Saturday, 6 August 2011

The Big Picture

A French film whose original title was "L'homme qui voulait vivre sa vie" or "The man who wanted to live his life", which while a bit clunking in English, is a better and less trite title than the one they've come up with.

So... Paul Exben is by any reasonable standard, apparently a very successful man. He's a successful lawyer, has a beautiful wife, lovely kids, lovely house, everything is just about perfect. However, not all is as it seems. He's a lawyer because he was pressured into giving up his dreams of being what he wants to be really, a photographer. And he's supposedly a great photographer, but traded all that in for the big money, and fills his house with all the fancy photographic kit money can buy to compensate. His wife (in what seems to be an unreasonable double standard) seems to resent him for a) having gone out to be a bread winner so she can concentrate on her writing, where she feels like a trapped failure and wants to give up on her artistic ambitions, and b) having given up on his own artistic ambitions. So much so that she's conducting an affair with a guy who's basically what Paul would have been if he hadn't sold out, a struggling photographer.

The domestic drama comes to a sudden end, when there's a bit of a calamity. Without saying what, Paul is suddenly in a position where he looks guilty of a very serious crime, and decides he has to cover his tracks and disappear completely. Which he does, disappearing off to somewhere in the former Yugoslavia (Montenegro, I think, but details are sketchy), where he begins a new life with a new identity, and begins to live the life he always wanted really, as a professional photographer, a life which comes to have meteoric success, which threatens to put him under the light of publicity, and expose his identity.

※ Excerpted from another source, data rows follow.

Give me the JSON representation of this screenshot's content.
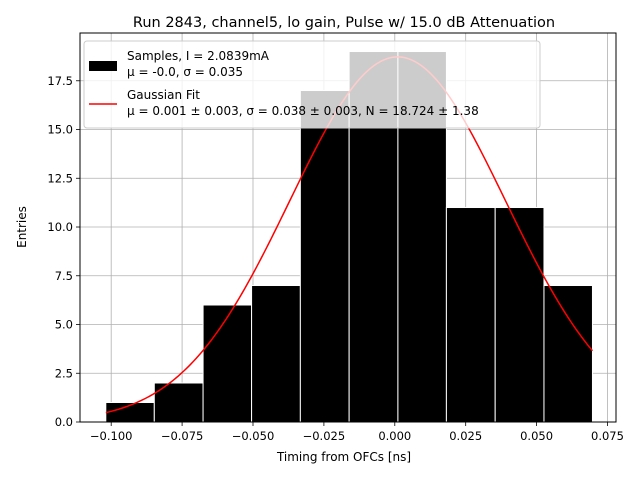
{
  "chart_data": {
    "type": "bar",
    "title": "Run 2843, channel5, lo gain, Pulse w/ 15.0 dB Attenuation",
    "xlabel": "Timing from OFCs [ns]",
    "ylabel": "Entries",
    "xlim": [
      -0.111,
      0.078
    ],
    "ylim": [
      0.0,
      19.95
    ],
    "grid": true,
    "legend_position": "top-left",
    "x_ticks": [
      "−0.100",
      "−0.075",
      "−0.050",
      "−0.025",
      "0.000",
      "0.025",
      "0.050",
      "0.075"
    ],
    "x_tick_values": [
      -0.1,
      -0.075,
      -0.05,
      -0.025,
      0.0,
      0.025,
      0.05,
      0.075
    ],
    "y_ticks": [
      "0.0",
      "2.5",
      "5.0",
      "7.5",
      "10.0",
      "12.5",
      "15.0",
      "17.5"
    ],
    "y_tick_values": [
      0.0,
      2.5,
      5.0,
      7.5,
      10.0,
      12.5,
      15.0,
      17.5
    ],
    "histogram": {
      "bin_edges": [
        -0.1019,
        -0.0848,
        -0.0676,
        -0.0505,
        -0.0333,
        -0.0161,
        0.0011,
        0.0182,
        0.0354,
        0.0526,
        0.0697
      ],
      "counts": [
        1,
        2,
        6,
        7,
        17,
        19,
        19,
        11,
        11,
        7
      ],
      "color": "#000000",
      "edge_color": "#ffffff"
    },
    "fit": {
      "mu": 0.001,
      "sigma": 0.038,
      "N": 18.724,
      "x_range": [
        -0.1019,
        0.0697
      ],
      "color": "#ff0000"
    },
    "legend": [
      {
        "kind": "bar",
        "line1": "Samples, I = 2.0839mA",
        "line2_prefix": "μ = -0.0, σ = 0.035"
      },
      {
        "kind": "line",
        "line1": "Gaussian Fit",
        "line2": "μ = 0.001 ± 0.003, σ = 0.038 ± 0.003, N = 18.724 ± 1.38"
      }
    ]
  }
}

It's a great film. Romain Duris puts in a great performance as Paul, whose calm, self assured exterior gradually unravels as the film goes on; there's never a visible jarring change of character, yet by the end, Paul is quite a different man than he was at the start. The film's beautifully shot, lots of lovely vistas of the Adriatic coastline, which links well with the films theme of artistic photography (though at one point, I did find myself thinking that the cinematographer was clearly much better at framing a shot than Paul himself.) And ultimately, it's one of those films that makes you reflect on your own life, and what it would take to knock you out of your rut; there's times when you think maybe Paul is overreacting, whether he even needs to run, or whether had it all been left to come out he'd have been exonerated. But then you realise, he *wants* to run. And that made me at least reflect on what might be needed to jar me out of a safe existence, and if I had to run, where I would go, and how I would live. And if a film can inspire that kind of navel-gazing introspection, it's clearly got a lot going for it.